I watched William milking a cow in the cowary, and the ease with which he performed what to me seemed no less than magic was simply astounding. Sitting there as quietly as you please, on an inverted bucket, with an uninverted bucket between his knees, he directed streams of embryo butter and ice-cream and custard into the centre of a foaming pool with no more concern than a Queen of the sixth century would show in knifing a kneeling page.
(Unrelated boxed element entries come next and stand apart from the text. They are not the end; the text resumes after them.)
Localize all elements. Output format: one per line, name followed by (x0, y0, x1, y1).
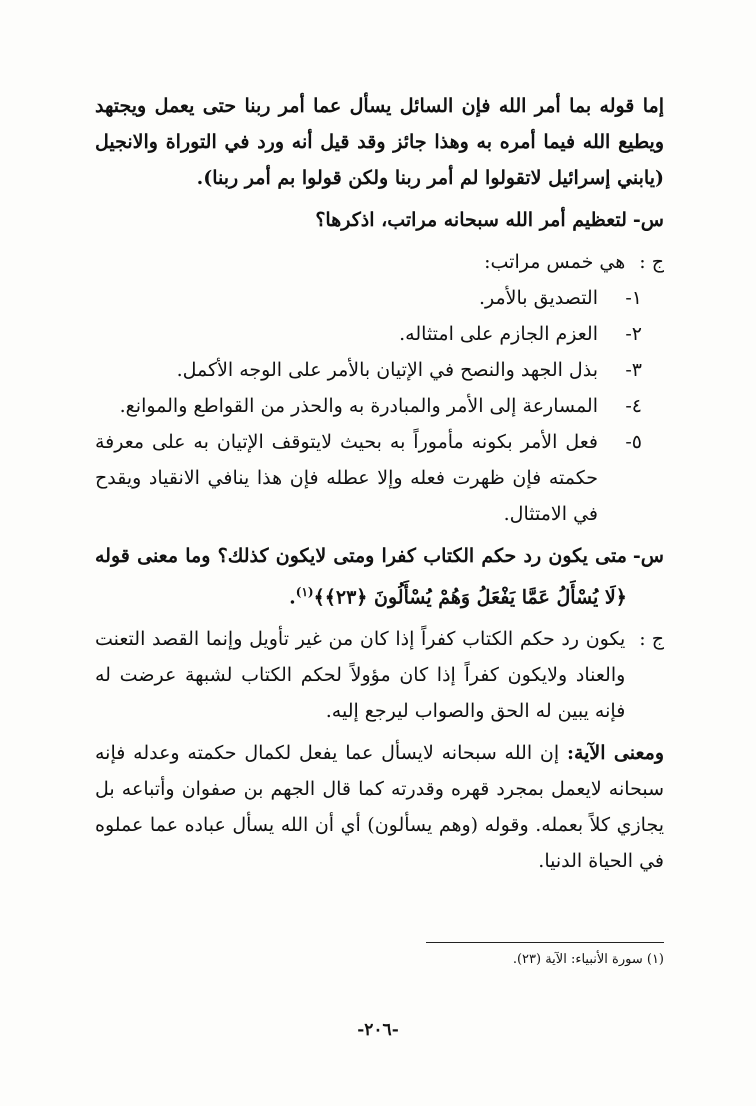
question-2 (95, 538, 664, 615)
answer-2 (95, 621, 664, 729)
list-item-text: العزم الجازم على امتثاله. (399, 323, 598, 345)
list-item-number: ١- (625, 287, 642, 309)
list-item-text: المسارعة إلى الأمر والمبادرة به والحذر من القواطع والموانع. (119, 395, 598, 417)
quran-verse: ﴿لَا يُسْأَلُ عَمَّا يَفْعَلُ وَهُمْ يُسْأَلُونَ ﴿٢٣﴾﴾ (313, 586, 627, 609)
footnote-ref: (١) (295, 585, 314, 599)
question-1 (95, 202, 664, 238)
list-item-number: ٥- (625, 431, 642, 453)
question-2-body (95, 538, 627, 615)
page-number: -٢٠٦- (357, 1020, 399, 1040)
question-1-text: لتعظيم أمر الله سبحانه مراتب، اذكرها؟ (315, 209, 627, 231)
answer-1-tag: ج : (639, 251, 664, 273)
list-item (95, 388, 642, 424)
question-2-end: . (289, 586, 296, 609)
question-2-text: متى يكون رد حكم الكتاب كفرا ومتى لايكون كذلك؟ وما معنى قوله (95, 545, 627, 567)
ranks-list (95, 280, 664, 532)
question-2-tag: س- (632, 545, 664, 567)
footnote: (١) سورة الأنبياء: الآية (٢٣). (512, 952, 664, 967)
answer-2-tag: ج : (639, 628, 664, 651)
footnote-divider (426, 942, 664, 943)
verse-meaning (95, 735, 664, 879)
list-item-text: التصديق بالأمر. (478, 287, 598, 309)
verse-meaning-label: ومعنى الآية: (566, 742, 664, 765)
answer-1 (95, 244, 664, 280)
list-item-number: ٣- (625, 359, 642, 381)
answer-2-text: يكون رد حكم الكتاب كفراً إذا كان من غير تأويل وإنما القصد التعنت والعناد ولايكون كفراً إذا كان مؤولاً لحكم الكتاب لشبهة عرضت له فإنه يبين له الحق والصواب ليرجع إليه. (95, 628, 626, 723)
list-item-number: ٤- (625, 395, 642, 417)
list-item (95, 424, 642, 532)
question-1-tag: س- (632, 209, 664, 231)
list-item (95, 280, 642, 316)
list-item-text: بذل الجهد والنصح في الإتيان بالأمر على الوجه الأكمل. (176, 359, 598, 381)
list-item (95, 316, 642, 352)
intro-paragraph (95, 88, 664, 196)
answer-1-intro: هي خمس مراتب: (484, 251, 626, 273)
list-item (95, 352, 642, 388)
list-item-text: فعل الأمر بكونه مأموراً به بحيث لايتوقف الإتيان به على معرفة حكمته فإن ظهرت فعله وإلا عطله فإن هذا ينافي الانقياد ويقدح في الامتثال. (95, 431, 598, 525)
list-item-number: ٢- (625, 323, 642, 345)
intro-text: إما قوله بما أمر الله فإن السائل يسأل عما أمر ربنا حتى يعمل ويجتهد ويطيع الله فيما أمره به وهذا جائز وقد قيل أنه ورد في التوراة والانجيل (يابني إسرائيل لاتقولوا لم أمر ربنا ولكن قولوا بم أمر ربنا). (95, 95, 664, 189)
verse-meaning-text: إن الله سبحانه لايسأل عما يفعل لكمال حكمته وعدله فإنه سبحانه لايعمل بمجرد قهره وقدرته كما قال الجهم بن صفوان وأتباعه بل يجازي كلاً بعمله. وقوله (وهم يسألون) أي أن الله يسأل عباده عما عملوه في الحياة الدنيا. (95, 742, 664, 873)
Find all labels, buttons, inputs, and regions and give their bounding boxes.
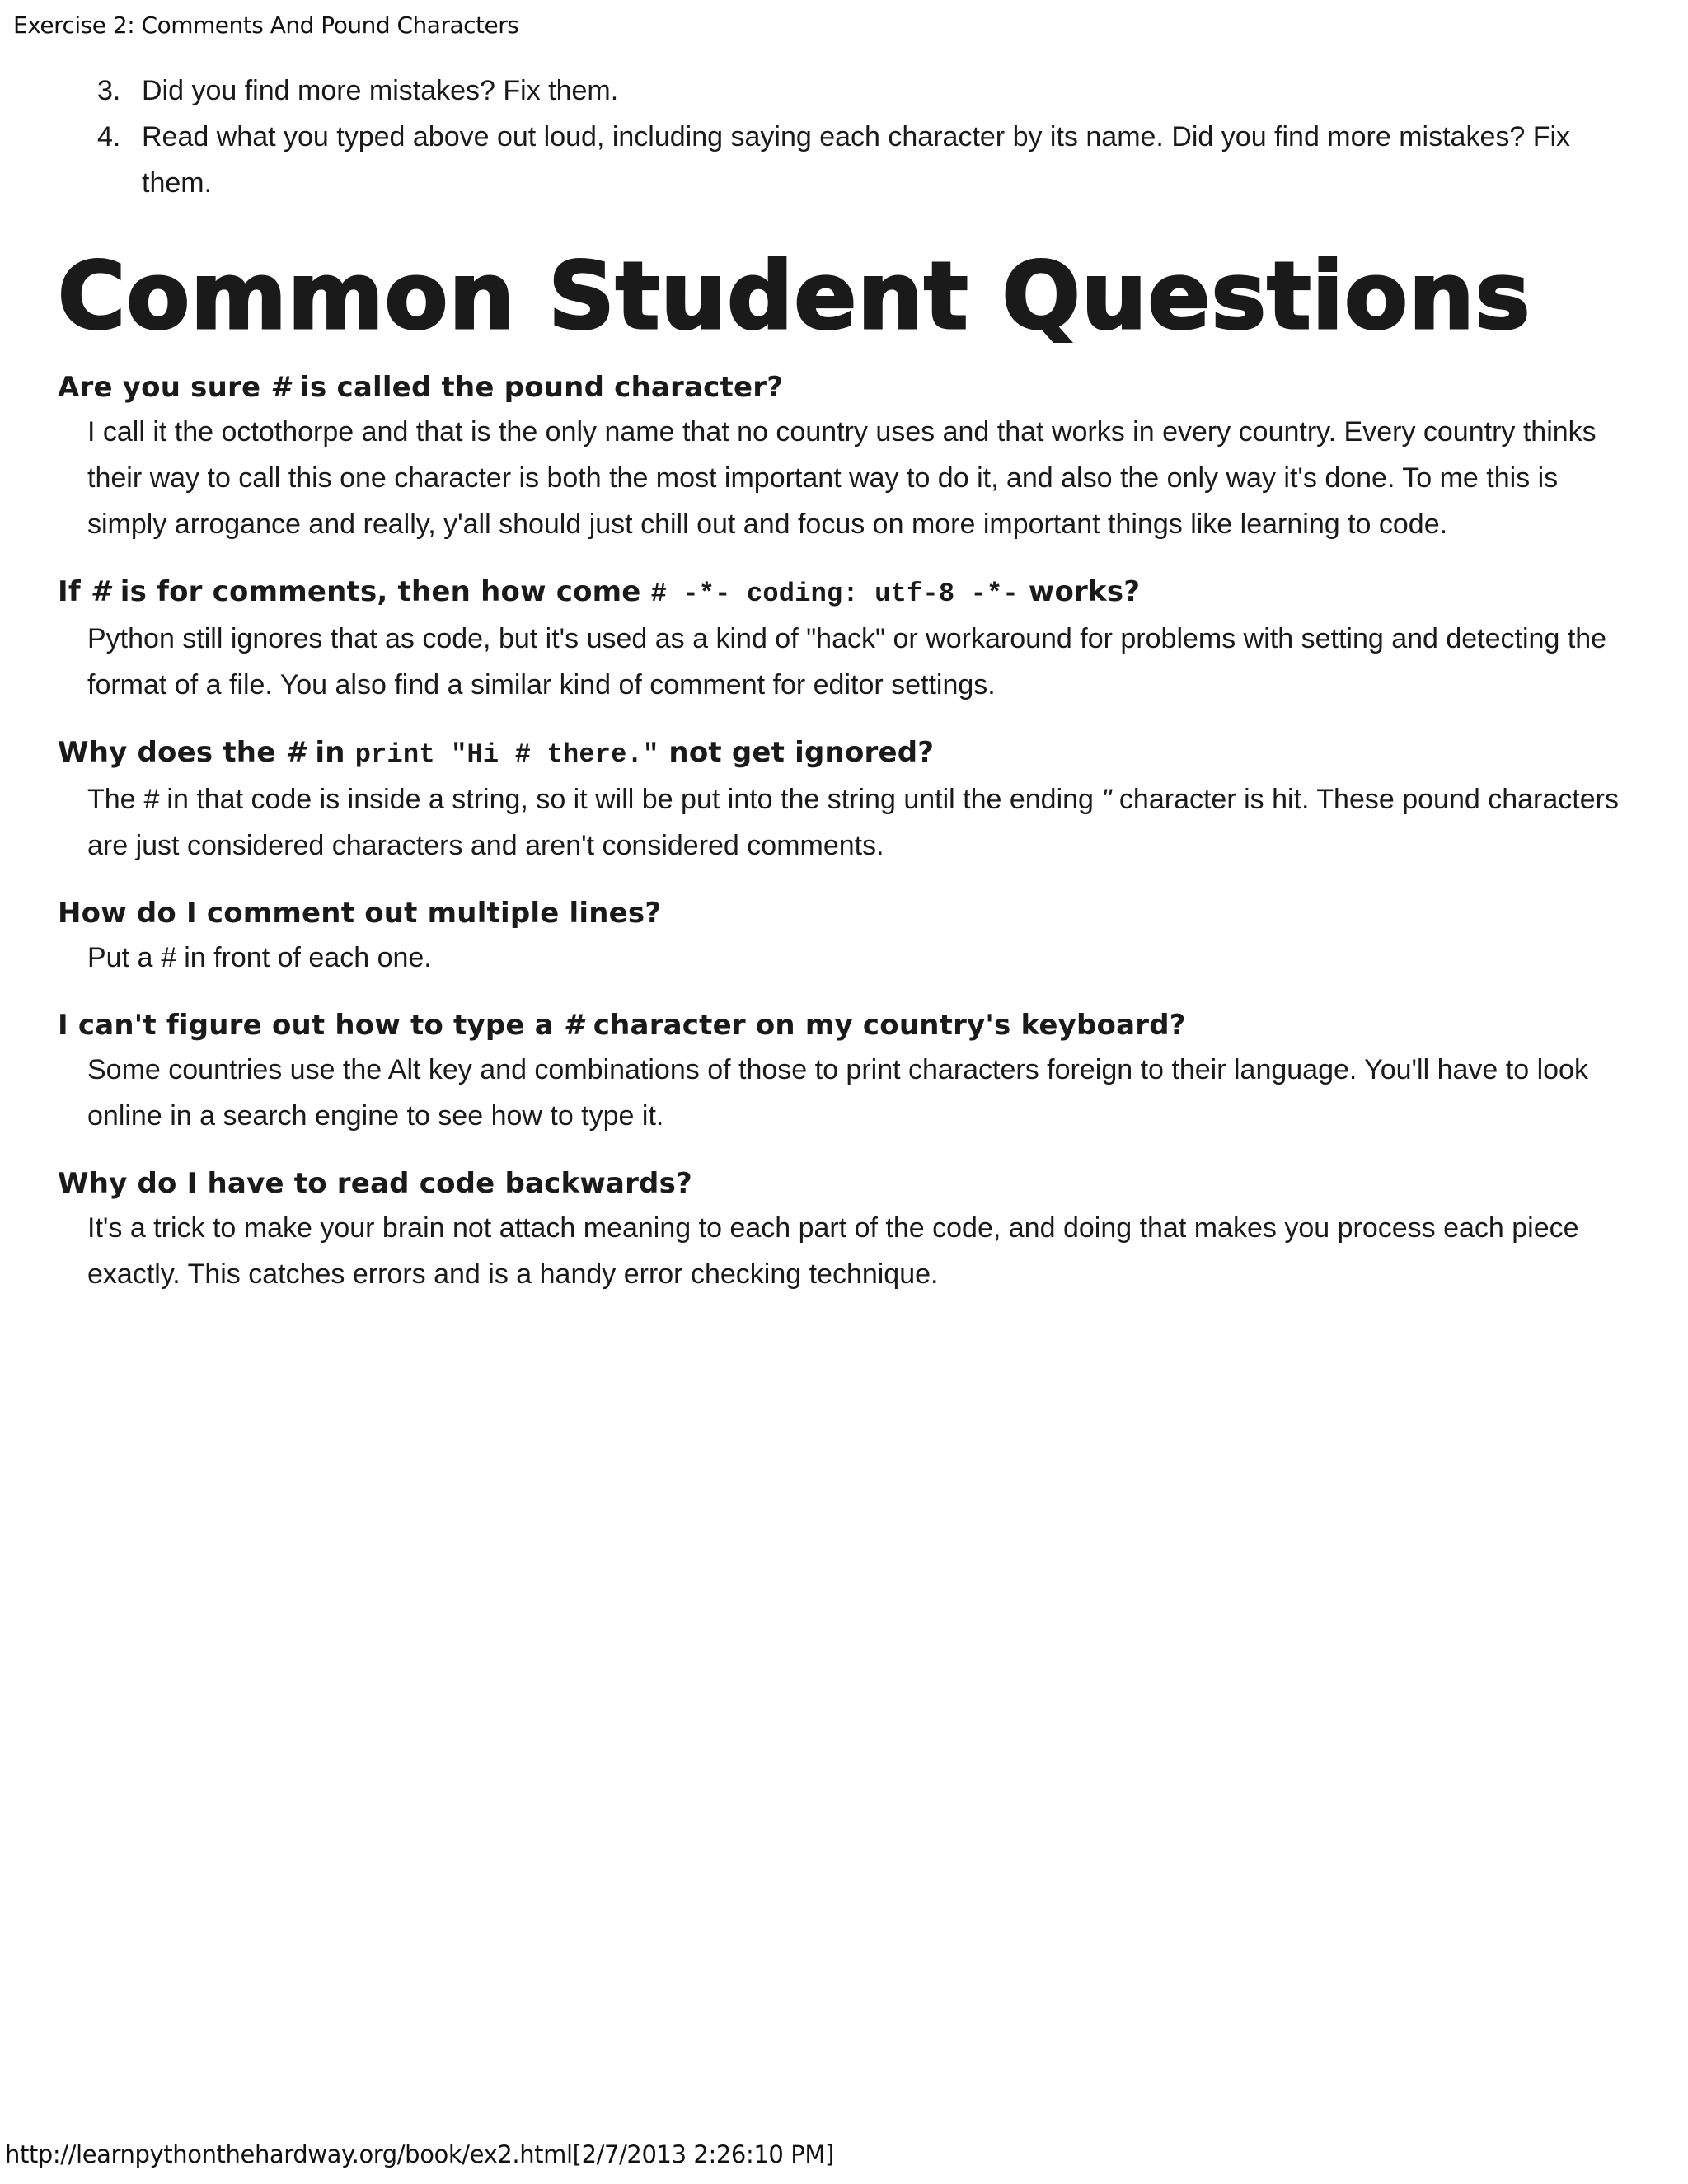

"We will get a cow," I announced briefly, but with that masterful tone that identifies me in any company.
My wife looked at me, the way some women look at some men. I withered but held my ground.
"Why, you can't even milk a cow!" she said.
Now, I've never taken a dare from any woman. I hiked right back down the patch, careless of the newly sown grass plots, and blundered into the cowary.
"William," I said, "arise and hand me that can! I'm going to show you how I used to milk when I was a cowboy!"
If this were fiction it would be funny, but it's fact; and many a thing that's funny in fiction is tragedy in fact.
William handed me the bucket. I said, "So, Bossy," and seated myself just as I had seen William do it, with my feet crossed and the bucket between my knees. That it slipped the first time and slopped over my trousers was merely an incident. After I'd managed a half-nelson grip with my knee caps I grabbed a couple of the cow's depending protuberances and squeezed. Nothing happened. I squeezed again and pulled. A couple of drops trickled into the palms of my hands. Encouraged, I tried a jiu-jitsu stunt designed to astonish the cow into yielding to superior intelligence, and she looked around at me and grinned.